ニューヨークへ行く

 映画では、人気者になると、やたらとニューヨークへ行くようだ。


星の王子ニューヨークへ行く」、「踊るマハラジャ★NYへ行く」、「ジェイソンNYへ行く」、「ベイブ都会へ行く」(確か、舞台はニューヨークだったと思う)、「ターザン紐育へ行く」


 クロコダイル・ダンディもオーストラリアのオッサンがニューヨークへ行く話だったと記憶しているし、キングコングもニューヨークへ行った。そういえば、ゴジラも行ったなあ、ハリウッド版で。


 とにかく、猫も杓子もニューヨークへ行くのである。いや、猫はともかく、杓子は行かないか。


 「○○ロサンゼルスへ行く」、「○○デンバーへ行く」というタイトルがない(少なくとも私は思い出せない)ところからすると、やはりニューヨークというのはアメリカ人にとっても特別な印象を抱く場所なのだろう。

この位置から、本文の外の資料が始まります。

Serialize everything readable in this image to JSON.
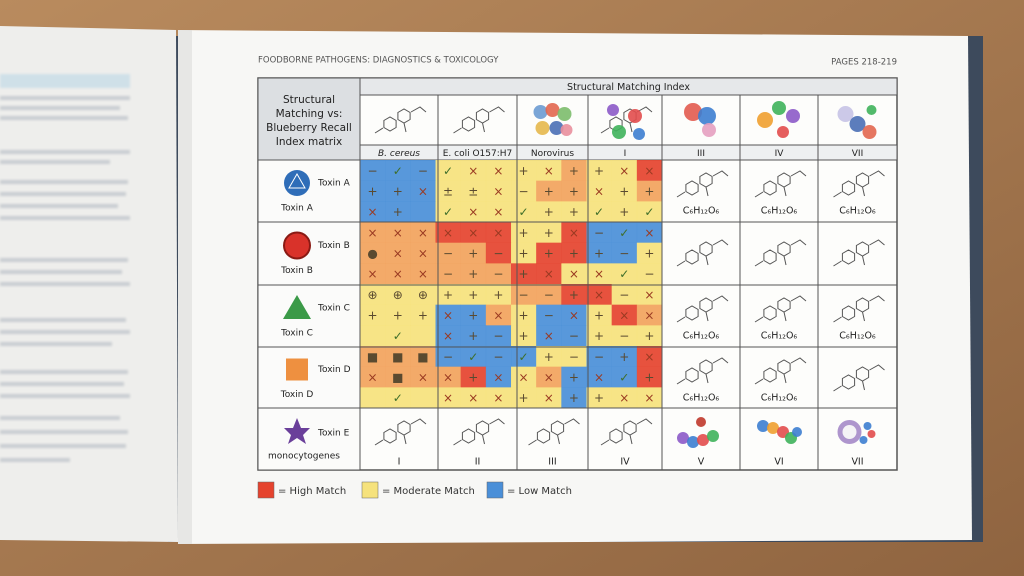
{
  "header": {
    "title": "FOODBORNE PATHOGENS: DIAGNOSTICS & TOXICOLOGY",
    "pages": "PAGES 218-219"
  },
  "table": {
    "corner": [
      "Structural",
      "Matching vs:",
      "Blueberry Recall",
      "Index matrix"
    ],
    "group_header": "Structural Matching Index",
    "columns": [
      "B. cereus",
      "E. coli O157:H7",
      "Norovirus",
      "I",
      "III",
      "IV",
      "VII"
    ],
    "rows": [
      {
        "icon_label": "Toxin A",
        "label": "Toxin A",
        "formulas": [
          "C₆H₁₂O₆",
          "C₆H₁₂O₆",
          "C₆H₁₂O₆"
        ]
      },
      {
        "icon_label": "Toxin B",
        "label": "Toxin B",
        "formulas": [
          null,
          null,
          null
        ]
      },
      {
        "icon_label": "Toxin C",
        "label": "Toxin C",
        "formulas": [
          "C₆H₁₂O₆",
          "C₆H₁₂O₆",
          "C₆H₁₂O₆"
        ]
      },
      {
        "icon_label": "Toxin D",
        "label": "Toxin D",
        "formulas": [
          "C₆H₁₂O₆",
          "C₆H₁₂O₆",
          null
        ]
      },
      {
        "icon_label": "Toxin E",
        "label": "monocytogenes",
        "formulas": [
          null,
          null,
          null
        ]
      }
    ],
    "footer": [
      "I",
      "II",
      "III",
      "IV",
      "V",
      "VI",
      "VII"
    ],
    "heatmap": {
      "palette": {
        "h": "#e5432e",
        "o": "#f2a35c",
        "m": "#f6e27c",
        "l": "#4a8fd8"
      },
      "colors": [
        "lll",
        "mmm",
        "mmo",
        "mmh",
        "lll",
        "mmm",
        "moo",
        "mmo",
        "lll",
        "mmm",
        "mmm",
        "mmm",
        "ooo",
        "hhh",
        "mmh",
        "lll",
        "ooo",
        "ooh",
        "mhh",
        "llm",
        "ooo",
        "ooo",
        "hhm",
        "mmm",
        "mmm",
        "mmm",
        "ooh",
        "hmm",
        "mmm",
        "llo",
        "mll",
        "mho",
        "mmm",
        "lll",
        "mll",
        "mmm",
        "ooo",
        "lll",
        "lmm",
        "llh",
        "ooo",
        "ohl",
        "mol",
        "llh",
        "mmm",
        "mmm",
        "mml",
        "mmm"
      ],
      "symbols": [
        [
          "−",
          "✓",
          "−",
          "✓",
          "×",
          "×",
          "+",
          "×",
          "+",
          "+",
          "×",
          "×"
        ],
        [
          "+",
          "+",
          "×",
          "±",
          "±",
          "×",
          "−",
          "+",
          "+",
          "×",
          "+",
          "+"
        ],
        [
          "×",
          "+",
          null,
          "✓",
          "×",
          "×",
          "✓",
          "+",
          "+",
          "✓",
          "+",
          "✓"
        ],
        [
          "×",
          "×",
          "×",
          "×",
          "×",
          "×",
          "+",
          "+",
          "×",
          "−",
          "✓",
          "×"
        ],
        [
          "●",
          "×",
          "×",
          "−",
          "+",
          "−",
          "+",
          "+",
          "+",
          "+",
          "−",
          "+"
        ],
        [
          "×",
          "×",
          "×",
          "−",
          "+",
          "−",
          "+",
          "×",
          "×",
          "×",
          "✓",
          "−"
        ],
        [
          "⊕",
          "⊕",
          "⊕",
          "+",
          "+",
          "+",
          "−",
          "−",
          "+",
          "×",
          "−",
          "×"
        ],
        [
          "+",
          "+",
          "+",
          "×",
          "+",
          "×",
          "+",
          "−",
          "×",
          "+",
          "×",
          "×"
        ],
        [
          null,
          "✓",
          null,
          "×",
          "+",
          "−",
          "+",
          "×",
          "−",
          "+",
          "−",
          "+"
        ],
        [
          "■",
          "■",
          "■",
          "−",
          "✓",
          "−",
          "✓",
          "+",
          "−",
          "−",
          "+",
          "×"
        ],
        [
          "×",
          "■",
          "×",
          "×",
          "+",
          "×",
          "×",
          "×",
          "+",
          "×",
          "✓",
          "+"
        ],
        [
          null,
          "✓",
          null,
          "×",
          "×",
          "×",
          "+",
          "×",
          "+",
          "+",
          "×",
          "×"
        ]
      ]
    }
  },
  "legend": [
    {
      "color": "#e5432e",
      "label": "= High Match"
    },
    {
      "color": "#f6e27c",
      "label": "= Moderate Match"
    },
    {
      "color": "#4a8fd8",
      "label": "= Low Match"
    }
  ]
}
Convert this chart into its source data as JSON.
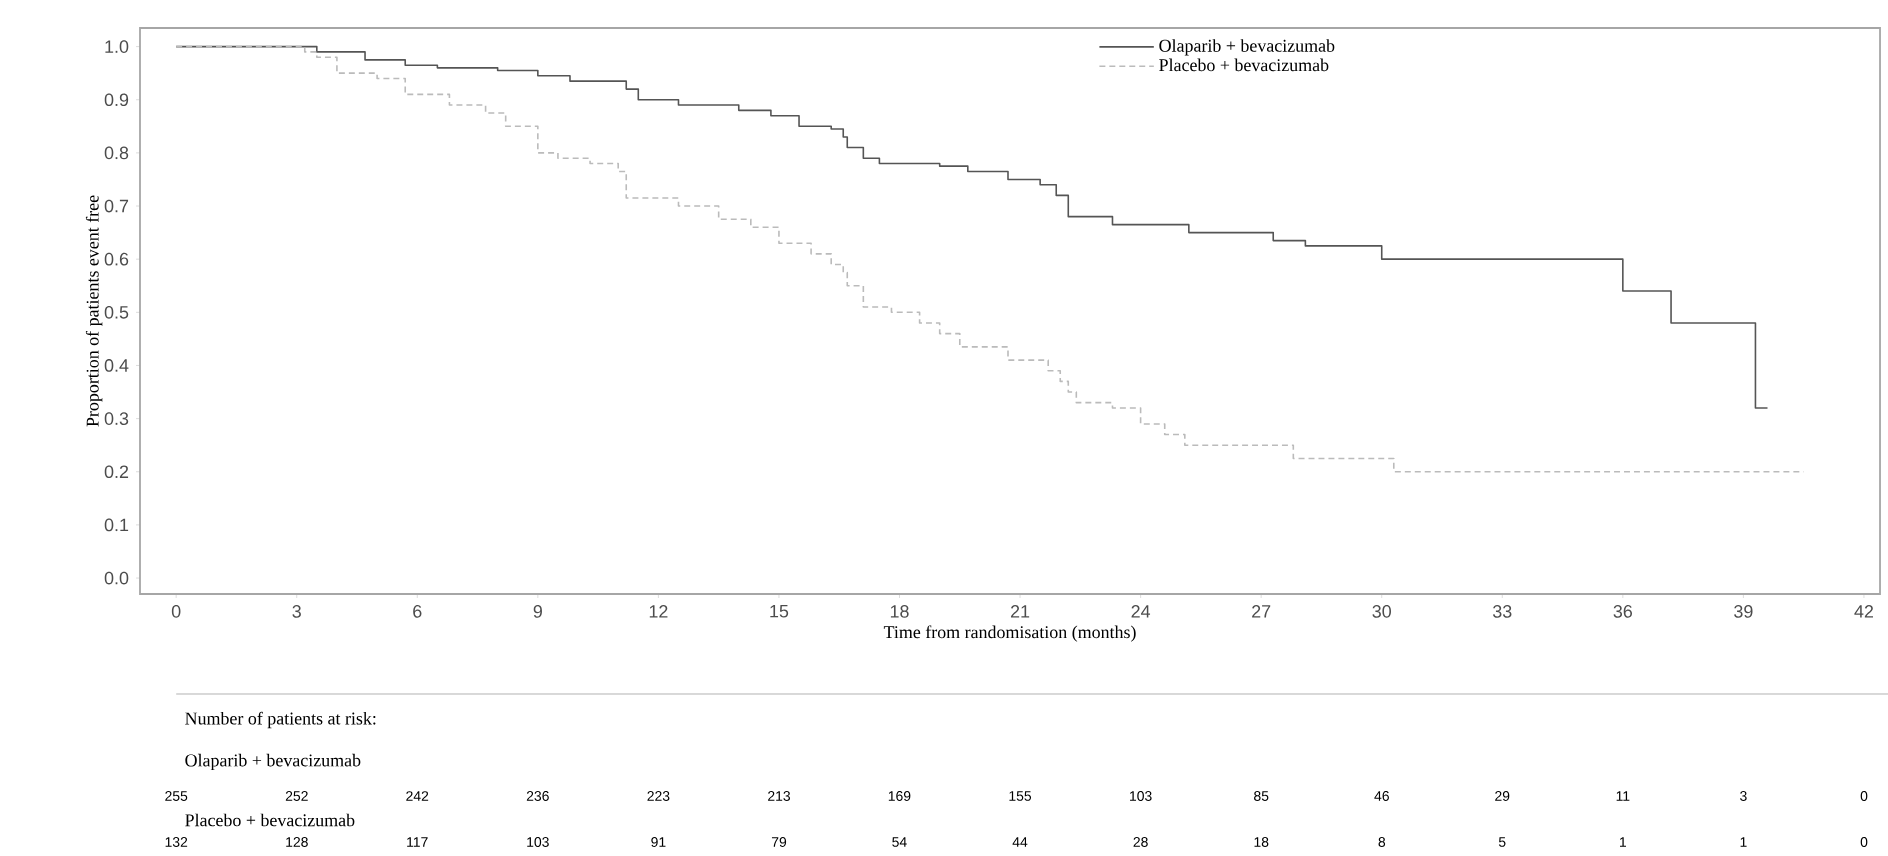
{
  "chart_data": {
    "type": "step",
    "xlabel": "Time from randomisation (months)",
    "ylabel": "Proportion of patients event free",
    "xlim": [
      -0.9,
      42.4
    ],
    "ylim": [
      -0.03,
      1.035
    ],
    "xticks": [
      0,
      3,
      6,
      9,
      12,
      15,
      18,
      21,
      24,
      27,
      30,
      33,
      36,
      39,
      42
    ],
    "yticks": [
      {
        "value": 0,
        "label": "0.0"
      },
      {
        "value": 0.1,
        "label": "0.1"
      },
      {
        "value": 0.2,
        "label": "0.2"
      },
      {
        "value": 0.3,
        "label": "0.3"
      },
      {
        "value": 0.4,
        "label": "0.4"
      },
      {
        "value": 0.5,
        "label": "0.5"
      },
      {
        "value": 0.6,
        "label": "0.6"
      },
      {
        "value": 0.7,
        "label": "0.7"
      },
      {
        "value": 0.8,
        "label": "0.8"
      },
      {
        "value": 0.9,
        "label": "0.9"
      },
      {
        "value": 1,
        "label": "1.0"
      }
    ],
    "legend": "top",
    "marker": "none",
    "series": [
      {
        "name": "Olaparib + bevacizumab",
        "color": "#555555",
        "line_style": "solid",
        "x": [
          0,
          3.5,
          4.7,
          5.7,
          6.5,
          8,
          9,
          9.8,
          11.2,
          11.5,
          12.5,
          14,
          14.8,
          15.5,
          16.3,
          16.6,
          16.7,
          17.1,
          17.5,
          19,
          19.7,
          20.7,
          21.5,
          21.9,
          22.2,
          23.3,
          25.2,
          27.3,
          28.1,
          30,
          36,
          37.2,
          39.3,
          39.6
        ],
        "values": [
          1,
          0.99,
          0.975,
          0.965,
          0.96,
          0.955,
          0.945,
          0.935,
          0.92,
          0.9,
          0.89,
          0.88,
          0.87,
          0.85,
          0.845,
          0.83,
          0.81,
          0.79,
          0.78,
          0.775,
          0.765,
          0.75,
          0.74,
          0.72,
          0.68,
          0.665,
          0.65,
          0.635,
          0.625,
          0.6,
          0.54,
          0.48,
          0.32,
          0.32
        ]
      },
      {
        "name": "Placebo + bevacizumab",
        "color": "#bbbbbb",
        "line_style": "dashed",
        "x": [
          0,
          3.2,
          3.5,
          4,
          5,
          5.7,
          6.8,
          7.7,
          8.2,
          9,
          9.5,
          10.3,
          11,
          11.2,
          12.5,
          13.5,
          14.3,
          15,
          15.8,
          16.3,
          16.6,
          16.7,
          17.1,
          17.8,
          18.5,
          19,
          19.5,
          20.7,
          21.7,
          22,
          22.2,
          22.4,
          23.3,
          24,
          24.6,
          25.1,
          27.8,
          30.3,
          40.5
        ],
        "values": [
          1,
          0.99,
          0.98,
          0.95,
          0.94,
          0.91,
          0.89,
          0.875,
          0.85,
          0.8,
          0.79,
          0.78,
          0.765,
          0.715,
          0.7,
          0.675,
          0.66,
          0.63,
          0.61,
          0.59,
          0.575,
          0.55,
          0.51,
          0.5,
          0.48,
          0.46,
          0.435,
          0.41,
          0.39,
          0.37,
          0.35,
          0.33,
          0.32,
          0.29,
          0.27,
          0.25,
          0.225,
          0.2,
          0.2
        ]
      }
    ],
    "annotations": [
      "Number of patients at risk:",
      "Olaparib + bevacizumab",
      "255",
      "252",
      "242",
      "236",
      "223",
      "213",
      "169",
      "155",
      "103",
      "85",
      "46",
      "29",
      "11",
      "3",
      "0",
      "Placebo + bevacizumab",
      "132",
      "128",
      "117",
      "103",
      "91",
      "79",
      "54",
      "44",
      "28",
      "18",
      "8",
      "5",
      "1",
      "1",
      "0"
    ]
  }
}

 「カール・マルクス、ニューヨークへ行く」なんていう映画をつくると、ストーリーはどうなるのだろうか。
 資本主義に怒りまくってウォール街で政治的闘争を始めちゃうのか(ニューヨーカーはあまり乗りそうにないけど)、タイムズスクウェアの夜景にうっかり浮かれ踊っちゃうのか。
 どちらにしろ、「カール・マルクス、ニューヨークへ行く」というタイトルはなぜかコメディを思わせる。マルクス兄弟のせいもあるのかな。


 どういうわけか、人気者が行くのはニューヨークでなければいけない。


「星の王子さいたまへ行く」、「踊るマハラジャ大牟田へ行く」、「ジェイソン網走へ行く」、「ベイブ山陰へ行く」、「ターザン熱海へ湯治に行く」


 どれもヒットは望めそうにない。「ジェイソン恐山へ行く」は、結構、いけるかな。


「星の王子カムチャッカへ行く」、「踊るマハラジャパキスタンへ行く」(政治的にまずいか)、「ジェイソン平壌へ行く」、「ベイブ、ブータンへ行く」、「ターザン、アイスランドへ行く」(寒そうだ)


 どうもうまくない。


 ニューヨークというのは、どうも魔力がある街のようだ。行ったことがないので、その正体は私にはわからないが。


 「水戸黄門NYへ行く」。不逞の輩に取り巻かれて印籠を取り出しても、効果ないだろうなあ。